# Audible.com audiobook continues to play after Kindle goes to sleep



## mayfire (Nov 11, 2010)

We know that Kindle 3 goes to sleep after ten minutes of no activity.  I recently discovered that an Audible audiobook will continue to play even though the Kindle is snoozing. I need to wake Kindle to stop the book from playing. A few nights ago I fell asleep while listening to a book. I thought I had turned the book off, but I guess I didn't.The next day I discovered that the book had run to the end and that my Kindle battery was completely depleted. Is there any way to make the book stop when Kindle does?


----------



## mayfire (Nov 11, 2010)

Well, I guess no one has any thoughts on this. After researching related posts, it seems there is no solution other than to use a device more suited to audio books. I have an older iPod Shuffle (2nd generation) handed down to me and I'm using that to listen to the last 1/4 of King's _11-22-63_. A good, long read, by the way!


----------



## SusanCassidy (Nov 9, 2008)

I don't think most people would want the audio book to stop playing after 10 minutes, especially if they are driving or something.  Just don't play audiobooks if you are going to fall asleep.


----------



## Linjeakel (Mar 17, 2010)

I think Susan is correct - the Kindle is designed to keep on playing so you can listen while doing something else without having to constantly touch a control to keep the Kindle awake.

If you regularly find yourself falling asleep you really need a device with a timer on it - the Audible app for iThings and Androids all have that facility, so you can set it to switch off after a certain amount of time. (For audible.co.uk customers, using the app also means no more sideloading, since you can download direct to the app from your Audible account).


----------



## mayfire (Nov 11, 2010)

Thanks for responding, All. A timer is probably the way to go. I'll look into it. I know that TVs have sleep timers, but I didn't know I could get one for an iPod. I just started with audiobooks after enjoying my Kindle for over a year now. I think I do prefer just reading print, but audio is a great way to read while doing other things around the house. Listening to a narrator's voice late at night is a just a little too soothing. I'll nod out while listening on my little iPod, too. Drat! Then I have to do a lot of rewinding.


----------



## Linjeakel (Mar 17, 2010)

mayfire said:


> ..... I know that TVs have sleep timers, but I didn't know I could get one for an iPod......

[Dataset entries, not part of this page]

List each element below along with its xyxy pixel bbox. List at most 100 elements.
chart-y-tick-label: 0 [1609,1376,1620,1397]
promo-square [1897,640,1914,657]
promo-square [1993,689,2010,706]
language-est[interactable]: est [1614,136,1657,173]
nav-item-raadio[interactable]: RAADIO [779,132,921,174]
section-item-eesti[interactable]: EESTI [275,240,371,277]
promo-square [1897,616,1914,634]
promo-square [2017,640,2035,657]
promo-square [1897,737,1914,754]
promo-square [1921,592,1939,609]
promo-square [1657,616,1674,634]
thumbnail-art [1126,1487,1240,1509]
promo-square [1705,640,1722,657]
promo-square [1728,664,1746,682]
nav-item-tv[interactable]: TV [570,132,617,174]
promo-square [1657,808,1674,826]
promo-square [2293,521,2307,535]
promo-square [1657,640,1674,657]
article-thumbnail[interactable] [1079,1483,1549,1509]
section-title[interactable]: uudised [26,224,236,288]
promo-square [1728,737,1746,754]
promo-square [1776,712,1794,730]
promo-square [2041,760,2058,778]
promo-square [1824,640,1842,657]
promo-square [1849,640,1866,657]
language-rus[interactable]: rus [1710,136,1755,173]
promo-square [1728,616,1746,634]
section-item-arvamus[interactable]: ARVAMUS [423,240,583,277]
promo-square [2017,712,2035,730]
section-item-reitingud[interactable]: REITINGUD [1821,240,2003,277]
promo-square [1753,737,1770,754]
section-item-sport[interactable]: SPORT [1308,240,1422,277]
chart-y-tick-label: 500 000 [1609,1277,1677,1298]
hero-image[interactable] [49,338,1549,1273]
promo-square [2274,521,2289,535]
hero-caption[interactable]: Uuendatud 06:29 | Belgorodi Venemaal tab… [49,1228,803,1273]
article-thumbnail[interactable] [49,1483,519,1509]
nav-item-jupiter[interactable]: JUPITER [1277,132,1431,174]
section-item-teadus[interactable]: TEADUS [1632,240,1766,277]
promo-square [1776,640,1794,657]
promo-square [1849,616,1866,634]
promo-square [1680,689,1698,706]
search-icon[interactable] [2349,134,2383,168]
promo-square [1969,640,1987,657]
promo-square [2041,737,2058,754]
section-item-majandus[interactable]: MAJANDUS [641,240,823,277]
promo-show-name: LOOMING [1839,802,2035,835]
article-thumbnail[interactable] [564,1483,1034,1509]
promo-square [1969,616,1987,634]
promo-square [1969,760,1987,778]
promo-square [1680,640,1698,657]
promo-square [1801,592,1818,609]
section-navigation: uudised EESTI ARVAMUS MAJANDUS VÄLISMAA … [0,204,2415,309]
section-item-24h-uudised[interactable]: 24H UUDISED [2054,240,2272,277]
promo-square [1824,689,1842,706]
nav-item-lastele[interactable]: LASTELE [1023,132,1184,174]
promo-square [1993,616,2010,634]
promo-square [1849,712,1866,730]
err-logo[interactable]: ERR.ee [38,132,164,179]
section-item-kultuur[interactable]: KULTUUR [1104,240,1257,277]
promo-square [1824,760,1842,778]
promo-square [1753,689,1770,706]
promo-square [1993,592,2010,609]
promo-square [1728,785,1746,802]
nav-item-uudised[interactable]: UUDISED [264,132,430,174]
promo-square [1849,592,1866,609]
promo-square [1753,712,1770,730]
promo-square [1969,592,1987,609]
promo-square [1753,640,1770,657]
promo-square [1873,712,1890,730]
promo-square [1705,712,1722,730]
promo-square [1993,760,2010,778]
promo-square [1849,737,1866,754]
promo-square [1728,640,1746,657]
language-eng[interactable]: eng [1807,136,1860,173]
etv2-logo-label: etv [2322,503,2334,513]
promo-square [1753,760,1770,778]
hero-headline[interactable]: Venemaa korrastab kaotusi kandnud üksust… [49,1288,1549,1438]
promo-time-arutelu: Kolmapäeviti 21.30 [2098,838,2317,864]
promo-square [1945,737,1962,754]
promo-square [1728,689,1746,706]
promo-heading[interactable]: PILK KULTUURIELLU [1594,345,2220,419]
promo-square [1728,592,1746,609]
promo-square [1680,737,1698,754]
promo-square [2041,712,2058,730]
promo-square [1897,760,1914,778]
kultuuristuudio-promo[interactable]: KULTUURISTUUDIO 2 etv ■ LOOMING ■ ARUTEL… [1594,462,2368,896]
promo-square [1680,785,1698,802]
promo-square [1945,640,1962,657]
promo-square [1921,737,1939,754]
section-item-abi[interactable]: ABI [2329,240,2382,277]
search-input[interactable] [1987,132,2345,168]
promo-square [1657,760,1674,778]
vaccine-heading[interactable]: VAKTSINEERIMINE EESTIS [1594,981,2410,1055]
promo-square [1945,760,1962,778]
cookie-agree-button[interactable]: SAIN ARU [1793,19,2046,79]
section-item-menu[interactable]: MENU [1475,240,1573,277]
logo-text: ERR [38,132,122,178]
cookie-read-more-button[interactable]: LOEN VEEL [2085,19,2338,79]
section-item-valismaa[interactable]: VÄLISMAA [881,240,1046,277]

Just to clarify, the timer is part of the Audible app - it stops the audiobook so you don't lose your place - rather than an all purpose switch-off-the-device-sleep-timer.


----------



## mayfire (Nov 11, 2010)

Thanks for clarifying, Linda. However, because I am using an older iPod Shuffle (2nd gen) rather than a more updated device such as iPhone, I think I'm out of luck if I want to use an app. I'm using the  Audible program for PC and loading books (MP3 versions) onto the Shuffle via USB. My brother gave me his little iPod after he upgraded to a better player. If I get really serious about listening this way, I'll consider upgrading, too.


----------



## luvmy4brats (Nov 9, 2008)

This is why I don't listen to audible books on my Kindle... I usually fall asleep while listening. On the Fire or my iPad I can set the timer to automatically turn off.


----------